The dataset for the developmental study came from Fenyang Hospital, a comprehensive teaching hospital for secondary care, in Luliang city, Shanxi Province, China (located in western central Shanxi). Among the patients admitted, the majority (approximately 80%) were from rural areas. The dataset for the validation study came from Shanxi Bethune Hospital in China, a level 3 regional referral hospital located in Taiyuan, the provincial capital, which belongs to the comprehensive teaching hospital of Shanxi Medical University. The rural population accounted for approximately 60% of the patients treated. Therefore, the two hospitals are not only geographically different but also have substantially different levels.
Among the predictors, we redefined CCD and LD (see above for details), expanded the range of diseases determined as positive results, and made disease definitions more truly reflect individual patient characteristics. All variables were coded in the same way as in the developmental study. SCs with extreme values were also winsorized (creatinine values > 99th percentile were contracted to 99th percentile values). We also made slight adjustments to the patient inclusion criteria. The developmental study excluded patients with hip fractures coexisting with other fractures. In the validation study, eligible patients were allowed to combine fragility fractures of other sites caused by the same trauma that caused the hip fracture, regardless of whether the fracture had been operated on.

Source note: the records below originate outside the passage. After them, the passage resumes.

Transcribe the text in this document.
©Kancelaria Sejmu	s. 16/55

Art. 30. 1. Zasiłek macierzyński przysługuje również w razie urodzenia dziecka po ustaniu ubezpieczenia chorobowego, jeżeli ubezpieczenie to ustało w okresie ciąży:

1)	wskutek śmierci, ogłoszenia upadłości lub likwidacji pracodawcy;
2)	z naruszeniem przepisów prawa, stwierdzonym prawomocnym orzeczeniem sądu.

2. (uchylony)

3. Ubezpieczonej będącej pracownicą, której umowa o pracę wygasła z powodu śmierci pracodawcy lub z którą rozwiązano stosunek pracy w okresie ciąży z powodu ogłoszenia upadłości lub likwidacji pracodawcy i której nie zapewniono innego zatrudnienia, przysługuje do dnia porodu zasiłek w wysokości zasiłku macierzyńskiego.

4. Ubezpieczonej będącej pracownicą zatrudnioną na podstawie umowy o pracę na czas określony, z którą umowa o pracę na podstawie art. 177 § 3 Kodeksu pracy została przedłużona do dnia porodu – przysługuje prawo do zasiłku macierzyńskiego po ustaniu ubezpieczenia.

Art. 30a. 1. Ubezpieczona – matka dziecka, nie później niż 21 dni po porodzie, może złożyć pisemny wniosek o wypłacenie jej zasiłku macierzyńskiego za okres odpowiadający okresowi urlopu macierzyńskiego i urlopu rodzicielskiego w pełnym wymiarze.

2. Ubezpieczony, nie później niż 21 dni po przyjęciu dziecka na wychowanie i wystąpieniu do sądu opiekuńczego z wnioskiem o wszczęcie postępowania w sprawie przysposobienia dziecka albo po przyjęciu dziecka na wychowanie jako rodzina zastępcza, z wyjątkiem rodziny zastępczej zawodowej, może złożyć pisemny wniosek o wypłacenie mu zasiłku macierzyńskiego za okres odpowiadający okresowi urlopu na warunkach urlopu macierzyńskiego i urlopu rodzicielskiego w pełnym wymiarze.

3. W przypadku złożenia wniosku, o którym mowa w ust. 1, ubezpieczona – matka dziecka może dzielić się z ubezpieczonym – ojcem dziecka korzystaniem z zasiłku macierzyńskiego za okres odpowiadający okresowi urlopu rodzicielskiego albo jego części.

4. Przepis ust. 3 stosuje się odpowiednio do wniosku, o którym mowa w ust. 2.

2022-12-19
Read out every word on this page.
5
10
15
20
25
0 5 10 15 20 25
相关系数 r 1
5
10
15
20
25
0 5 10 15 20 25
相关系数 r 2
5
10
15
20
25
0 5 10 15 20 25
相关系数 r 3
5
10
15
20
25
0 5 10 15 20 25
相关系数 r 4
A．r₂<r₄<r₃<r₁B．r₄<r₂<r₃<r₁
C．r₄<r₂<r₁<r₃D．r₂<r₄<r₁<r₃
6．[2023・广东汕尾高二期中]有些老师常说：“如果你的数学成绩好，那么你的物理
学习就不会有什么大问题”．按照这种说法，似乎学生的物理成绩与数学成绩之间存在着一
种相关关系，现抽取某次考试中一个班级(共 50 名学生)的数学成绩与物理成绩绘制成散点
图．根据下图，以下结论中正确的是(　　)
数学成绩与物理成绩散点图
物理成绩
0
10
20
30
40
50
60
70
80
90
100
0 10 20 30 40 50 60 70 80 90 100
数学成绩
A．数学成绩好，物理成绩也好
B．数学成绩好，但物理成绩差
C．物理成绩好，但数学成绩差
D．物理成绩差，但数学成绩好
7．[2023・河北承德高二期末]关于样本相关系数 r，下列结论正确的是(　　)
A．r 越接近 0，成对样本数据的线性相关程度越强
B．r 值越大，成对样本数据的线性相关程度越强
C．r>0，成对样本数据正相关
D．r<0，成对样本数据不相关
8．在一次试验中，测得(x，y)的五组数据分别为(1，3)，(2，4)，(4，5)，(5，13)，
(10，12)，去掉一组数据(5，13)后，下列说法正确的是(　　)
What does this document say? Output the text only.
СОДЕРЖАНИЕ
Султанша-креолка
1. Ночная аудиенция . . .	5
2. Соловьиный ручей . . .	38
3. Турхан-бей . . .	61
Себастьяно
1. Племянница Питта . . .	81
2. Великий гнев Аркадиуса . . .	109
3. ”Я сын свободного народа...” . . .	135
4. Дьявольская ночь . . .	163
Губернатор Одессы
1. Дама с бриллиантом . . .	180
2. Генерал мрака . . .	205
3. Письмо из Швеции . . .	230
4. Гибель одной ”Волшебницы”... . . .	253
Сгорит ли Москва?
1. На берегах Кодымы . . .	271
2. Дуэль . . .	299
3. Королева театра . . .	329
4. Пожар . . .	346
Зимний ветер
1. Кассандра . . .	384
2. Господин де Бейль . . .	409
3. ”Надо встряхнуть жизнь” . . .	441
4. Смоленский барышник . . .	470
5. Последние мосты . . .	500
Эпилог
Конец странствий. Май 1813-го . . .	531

These combined fractures are the most prone to fragility fractures, including distal radius, proximal humerus, and vertebral compression fractures. The reason for this adjustment was because this condition is not uncommon in the clinic.
There was no difference between the two studies in the outcome of interest, which was all-cause mortality within 1 year of fracture.
In general, compared with the developmental study, this validation study differed considerably in the research setting and differed slightly in the inclusion criteria and the definition of predictors but did not differ in the target results.